The Dutch are known for their initiative in harnessing wind power to generate electricity. So, it should come as no surprise that a Dutch firm, NL Architects, is one of the first to come up with a radical idea to make this technology more viable and compact for use in an urban environment. The firm has developed what it calls ‘Power Flowers’, and these are, simply put, next generation windmills. They are remarkably compact and efficient, and may just be the urban answer developers of alternate energy sources have been looking for.

While large wind turbines generate plenty of electricity, the amount of infrastructure and land they take up, makes them inapplicable to urban environments. The Power Flowers, on the other hand, are economical in their use of land and infrastructure. A power flower consists of a narrow pole, about the same size as a streetlamp, and there are small, vertical axis power generating turbines branching out from the pole on either side. Imagine it as a tree adorned with a few large flowers. Each ‘tree’ consists of either 3 or 12 turbines.

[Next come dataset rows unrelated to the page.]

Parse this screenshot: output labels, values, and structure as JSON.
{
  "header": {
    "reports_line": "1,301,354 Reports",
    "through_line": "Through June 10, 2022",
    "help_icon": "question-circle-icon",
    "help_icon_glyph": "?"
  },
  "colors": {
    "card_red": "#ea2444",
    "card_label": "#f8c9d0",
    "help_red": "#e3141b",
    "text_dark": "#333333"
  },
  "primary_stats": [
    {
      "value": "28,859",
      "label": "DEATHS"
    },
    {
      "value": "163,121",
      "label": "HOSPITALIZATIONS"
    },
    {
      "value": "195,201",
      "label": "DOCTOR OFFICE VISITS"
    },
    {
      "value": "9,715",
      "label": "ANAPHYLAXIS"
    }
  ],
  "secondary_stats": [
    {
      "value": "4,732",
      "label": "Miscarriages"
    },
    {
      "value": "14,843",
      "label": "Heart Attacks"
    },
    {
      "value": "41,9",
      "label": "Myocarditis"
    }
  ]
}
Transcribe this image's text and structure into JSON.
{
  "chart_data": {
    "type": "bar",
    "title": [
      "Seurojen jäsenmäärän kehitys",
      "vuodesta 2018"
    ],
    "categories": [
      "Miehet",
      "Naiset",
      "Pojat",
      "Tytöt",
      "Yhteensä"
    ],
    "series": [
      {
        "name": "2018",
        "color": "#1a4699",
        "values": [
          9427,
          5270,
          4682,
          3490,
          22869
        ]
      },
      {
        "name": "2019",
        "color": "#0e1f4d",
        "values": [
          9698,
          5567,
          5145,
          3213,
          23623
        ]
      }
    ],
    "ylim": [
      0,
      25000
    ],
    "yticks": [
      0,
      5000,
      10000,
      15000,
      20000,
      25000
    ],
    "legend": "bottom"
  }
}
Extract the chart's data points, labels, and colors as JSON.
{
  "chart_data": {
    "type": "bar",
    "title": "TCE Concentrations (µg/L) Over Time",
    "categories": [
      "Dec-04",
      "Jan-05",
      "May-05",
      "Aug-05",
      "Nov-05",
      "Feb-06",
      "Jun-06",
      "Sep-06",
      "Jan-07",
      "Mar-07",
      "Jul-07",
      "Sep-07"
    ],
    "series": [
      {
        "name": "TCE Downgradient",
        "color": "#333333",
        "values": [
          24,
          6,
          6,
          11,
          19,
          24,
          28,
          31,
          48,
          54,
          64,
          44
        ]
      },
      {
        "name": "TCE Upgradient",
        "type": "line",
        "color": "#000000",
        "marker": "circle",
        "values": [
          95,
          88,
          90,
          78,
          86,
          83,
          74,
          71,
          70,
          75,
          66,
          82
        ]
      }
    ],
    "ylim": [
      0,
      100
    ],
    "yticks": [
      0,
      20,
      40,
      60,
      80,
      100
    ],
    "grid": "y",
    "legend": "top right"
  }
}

Apart from their compact size and ease of installation near places where the electric power is actually needed, the Power Flowers offer other advantages. To begin with, they are virtually noiseless, and most importantly, it is not necessary to direct them into the wind. Thanks to their aesthetically pleasing design, they won’t be a street-side eyesore either. In fact, the designers believe that these next-gen windmills will blend into the urban environment just as easily as telephone towers, electric lines and streetlamps. The power flowers could also fit into someone’s personal backyard.

The Power Flower designers have an American firm to thank for developing these 4 KW turbines. Urban Green Energy, the developers, intended the use of these turbines on city rooftops. However, the rooftop turbines are only 1 KW generators, and cost $7,000 each. Sounds really expensive, but in the state of California, where a rebate is offered by the government, one could break even in roughly 10 years. This technology is already being used on the roof of the National Guard building in Ohio and atop virtually every house of a middle-class subdivision in St. Louis.

The CEO of Urband Green Energy, Nick Bitterswyk, is noticeably excited about the future prospects of wind-generated power, and NL Architects have just justified his optimism!